See FIELDS below for more on available fields.

Queries are not case sensitive. foo will match FOO and Foo.

o

Sort order. Default is descending by rank. Other default options include:

swishtitle
swishdocpath

Order must be specified as a string like:

swishtitle desc
swishdocpath asc swishtitle desc

Where desc and asc are the sort direction. asc is the default if not specified.

Any property in an index may be sorted on; consult the Swish-e documentation.

n

Number of pages for page links. Default is 10.

p

Page size. Default is 10 hits per page. The maximum allowed is 100.

s

Start at result item. Default is 1.

f

Format. The following formats are available. Case is ignored.

xml
html
rss
simple

See RESPONSE for more details.

RESPONSE

Your HTTP response will be in one of the following formats. The default is html.

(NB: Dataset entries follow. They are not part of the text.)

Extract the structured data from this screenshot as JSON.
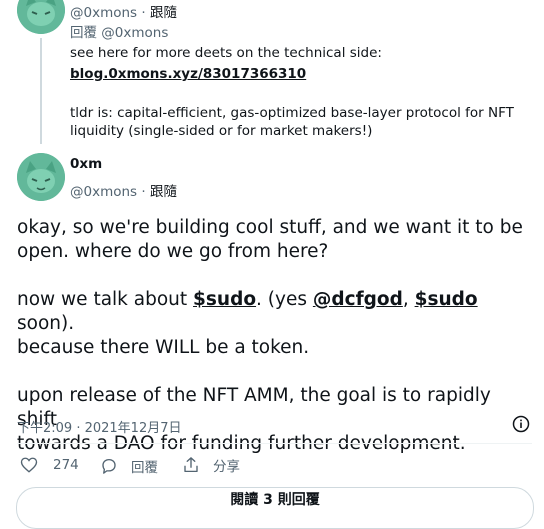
{
  "reply_tweet": {
    "handle": "@0xmons",
    "separator": "·",
    "follow_label": "跟隨",
    "replying_label": "回覆",
    "replying_to": "@0xmons",
    "line1": "see here for more deets on the technical side:",
    "link": "blog.0xmons.xyz/83017366310",
    "line3": "tldr is: capital-efficient, gas-optimized base-layer protocol for NFT",
    "line4": "liquidity (single-sided or for market makers!)"
  },
  "main_tweet": {
    "display_name": "0xm",
    "handle": "@0xmons",
    "separator": "·",
    "follow_label": "跟隨",
    "p1_line1": "okay, so we're building cool stuff, and we want it to be",
    "p1_line2": "open. where do we go from here?",
    "p2_a": "now we talk about ",
    "p2_sudo": "$sudo",
    "p2_b": ". (yes ",
    "p2_dcfgod": "@dcfgod",
    "p2_c": ", ",
    "p2_sudo2": "$sudo",
    "p2_d": " soon).",
    "p2_line2": "because there WILL be a token.",
    "p3_line1": "upon release of the NFT AMM, the goal is to rapidly shift",
    "p3_line2": "towards a DAO for funding further development.",
    "timestamp": "下午2:09 · 2021年12月7日",
    "info_icon": "info-icon"
  },
  "actions": {
    "like_count": "274",
    "reply_label": "回覆",
    "share_label": "分享"
  },
  "bottom_button": "閱讀 3 則回覆"
}
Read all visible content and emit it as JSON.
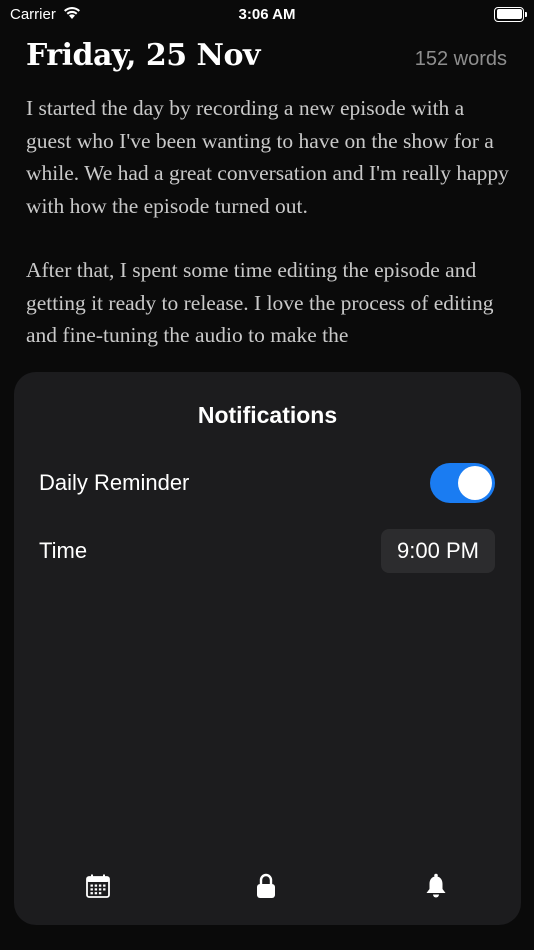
{
  "status_bar": {
    "carrier": "Carrier",
    "time": "3:06 AM",
    "battery_level": 1.0
  },
  "entry": {
    "date": "Friday, 25 Nov",
    "word_count": "152 words",
    "paragraphs": [
      "I started the day by recording a new episode with a guest who I've been wanting to have on the show for a while. We had a great conversation and I'm really happy with how the episode turned out.",
      "After that, I spent some time editing the episode and getting it ready to release. I love the process of editing and fine-tuning the audio to make the"
    ]
  },
  "notifications_sheet": {
    "title": "Notifications",
    "daily_reminder": {
      "label": "Daily Reminder",
      "enabled": true,
      "accent_color": "#1a7cf2"
    },
    "time": {
      "label": "Time",
      "value": "9:00 PM"
    }
  },
  "tab_bar": {
    "tabs": [
      {
        "icon": "calendar-icon"
      },
      {
        "icon": "lock-icon"
      },
      {
        "icon": "bell-icon"
      }
    ]
  }
}
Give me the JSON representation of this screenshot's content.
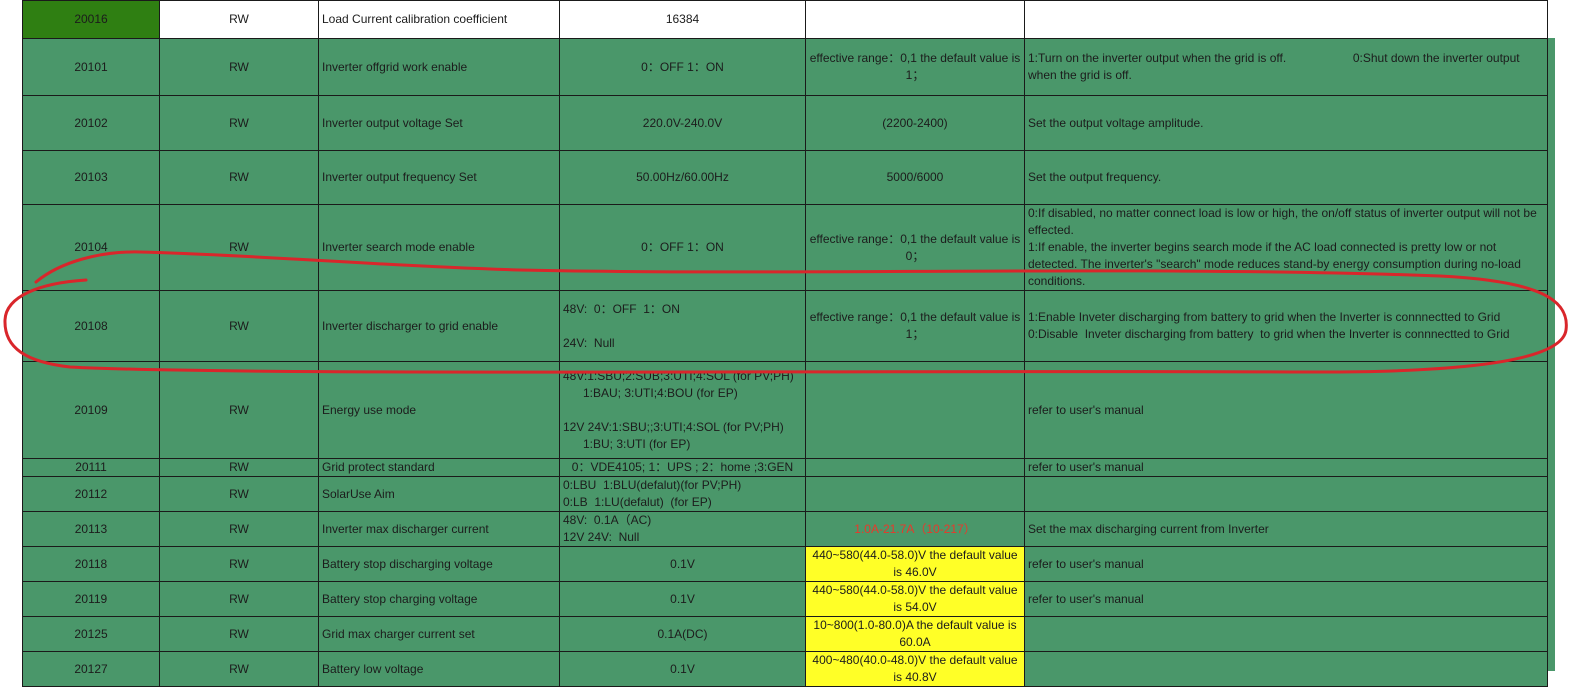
{
  "rows": [
    {
      "addr": "20016",
      "rw": "RW",
      "name": "Load Current calibration coefficient",
      "unit": "16384",
      "range": "",
      "desc": ""
    },
    {
      "addr": "20101",
      "rw": "RW",
      "name": "Inverter offgrid work enable",
      "unit": "0：OFF 1：ON",
      "range": "effective range：0,1 the default value is 1；",
      "desc": "1:Turn on the inverter output when the grid is off.                    0:Shut down the inverter output when the grid is off."
    },
    {
      "addr": "20102",
      "rw": "RW",
      "name": "Inverter output voltage Set",
      "unit": "220.0V-240.0V",
      "range": "(2200-2400)",
      "desc": "Set the output voltage amplitude."
    },
    {
      "addr": "20103",
      "rw": "RW",
      "name": "Inverter output frequency Set",
      "unit": "50.00Hz/60.00Hz",
      "range": "5000/6000",
      "desc": "Set the output frequency."
    },
    {
      "addr": "20104",
      "rw": "RW",
      "name": "Inverter search mode enable",
      "unit": "0：OFF 1：ON",
      "range": "effective range：0,1 the default value is 0；",
      "desc": "0:If disabled, no matter connect load is low or high, the on/off status of inverter output will not be effected.\n1:If enable, the inverter begins search mode if the AC load connected is pretty low or not detected. The inverter's \"search\" mode reduces stand-by energy consumption during no-load conditions."
    },
    {
      "addr": "20108",
      "rw": "RW",
      "name": "Inverter discharger to grid enable",
      "unit": "48V:  0：OFF  1：ON\n\n24V:  Null",
      "range": "effective range：0,1 the default value is 1；",
      "desc": "1:Enable Inveter discharging from battery to grid when the Inverter is connnectted to Grid\n0:Disable  Inveter discharging from battery  to grid when the Inverter is connnectted to Grid"
    },
    {
      "addr": "20109",
      "rw": "RW",
      "name": "Energy use mode",
      "unit": "48V:1:SBU;2:SUB;3:UTI;4:SOL (for PV;PH)\n      1:BAU; 3:UTI;4:BOU (for EP)\n\n12V 24V:1:SBU;;3:UTI;4:SOL (for PV;PH)\n      1:BU; 3:UTI (for EP)",
      "range": "",
      "desc": "refer to user's manual"
    },
    {
      "addr": "20111",
      "rw": "RW",
      "name": "Grid protect standard",
      "unit": "0：VDE4105; 1：UPS ; 2：home ;3:GEN",
      "range": "",
      "desc": "refer to user's manual"
    },
    {
      "addr": "20112",
      "rw": "RW",
      "name": "SolarUse Aim",
      "unit": "0:LBU  1:BLU(defalut)(for PV;PH)\n0:LB  1:LU(defalut)  (for EP)",
      "range": "",
      "desc": ""
    },
    {
      "addr": "20113",
      "rw": "RW",
      "name": "Inverter max discharger current",
      "unit": "48V:  0.1A（AC)\n12V 24V:  Null",
      "range": "1.0A-21.7A（10-217）",
      "desc": "Set the max discharging current from Inverter"
    },
    {
      "addr": "20118",
      "rw": "RW",
      "name": "Battery stop discharging voltage",
      "unit": "0.1V",
      "range": "440~580(44.0-58.0)V the default value is 46.0V",
      "desc": "refer to user's manual"
    },
    {
      "addr": "20119",
      "rw": "RW",
      "name": "Battery stop charging voltage",
      "unit": "0.1V",
      "range": "440~580(44.0-58.0)V the default value is 54.0V",
      "desc": "refer to user's manual"
    },
    {
      "addr": "20125",
      "rw": "RW",
      "name": "Grid max charger current set",
      "unit": "0.1A(DC)",
      "range": "10~800(1.0-80.0)A the default value is 60.0A",
      "desc": ""
    },
    {
      "addr": "20127",
      "rw": "RW",
      "name": "Battery low voltage",
      "unit": "0.1V",
      "range": "400~480(40.0-48.0)V the default value is 40.8V",
      "desc": ""
    }
  ],
  "colors": {
    "cell_green": "#4a976a",
    "header_addr_green": "#2f7f12",
    "highlight_yellow": "#ffff27",
    "red_text": "#e8392b",
    "annotation_red": "#d9262b"
  }
}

See the f request param above.

xml

<?xml version="1.0" encoding="UTF-8"?>
<search>
 <results>
  <item id="NNN" rank="XXXX"> <!-- id = sort number, rank = score -->
   <title>result title here</title>
   <url>result url here</url>
   <snip>some contextual snippet here showing query words in context</snip>
  </item>
  .
  .
  .
 </results>
 <stats start="nnn" end="xxx" max="sss" total="yyy" runtime="ttt" searchtime="fff"/>
 <links>
  <prev>http://url_for_prev_sss_results</prev>
  <first>http://url_for_first_page_of_results</first>
  <page id="N">http://url_for_page_N_results</page>
  .
  .
  .
  <last>http://url_for_last_page_of_results</last>
  <next>http://url_for_next_sss_results</next>
 </links>
</search>

html

<div class="search">
 <div class="results">
  <div id="item_NNN" class="item">
   <span class="rank">rank here</span>
   <span class="title">result title here</span>
   <span class="url">result url here</span>
   <snap class="snip">some contextual snippet here showing query words in context</span>
  </div>
  .
  .
  .
 </div>
 <div class="stats"> 
   <span class="stats">
    Results N - M of T
   </span>
   <span class="query">for <span class="query_words">your query</span></span>
   <span class="stopwords">The following words were automatically removed: 
   <span class="stopwords_words">a the an but</span>
   </span>
   <span class="times">
    Run time: 0.100 sec - Search time: 0.020 sec
   </span>
 </stats>

 <div class="links">
  <span class="prev">http://url_for_prev_sss_results</span>
  <span id="pageN">http://url_for_page_N_results</span>
  .
  .
  .
  <span class="next">http://url_for_next_sss_results</span>
 </div>
</div>

rss

The default RSS template uses the RSS 2.0 specification.

simple

t: title
u: url
r: rank
n: number
-
t: ...
.
.
.
--

NOTE: The - delimits each result. The double - denotes the end of the results.

METHODS

new

Instantiate a new Search object. Any of the accessor methods described below can also be used as a key/value pair param with new().

error

template

searchtime

query

stopwords

wordchars

beginchars

endchars

swish

templates

debug

server

index

uri

results

title

rss

hiliter

snipper

xml

AUTHOR

Peter Karman <perl@peknet.com>.

Thanks to Atomic Learning for supporting the development of this module.

COPYRIGHT

This code is licensed under the same terms as Perl itself.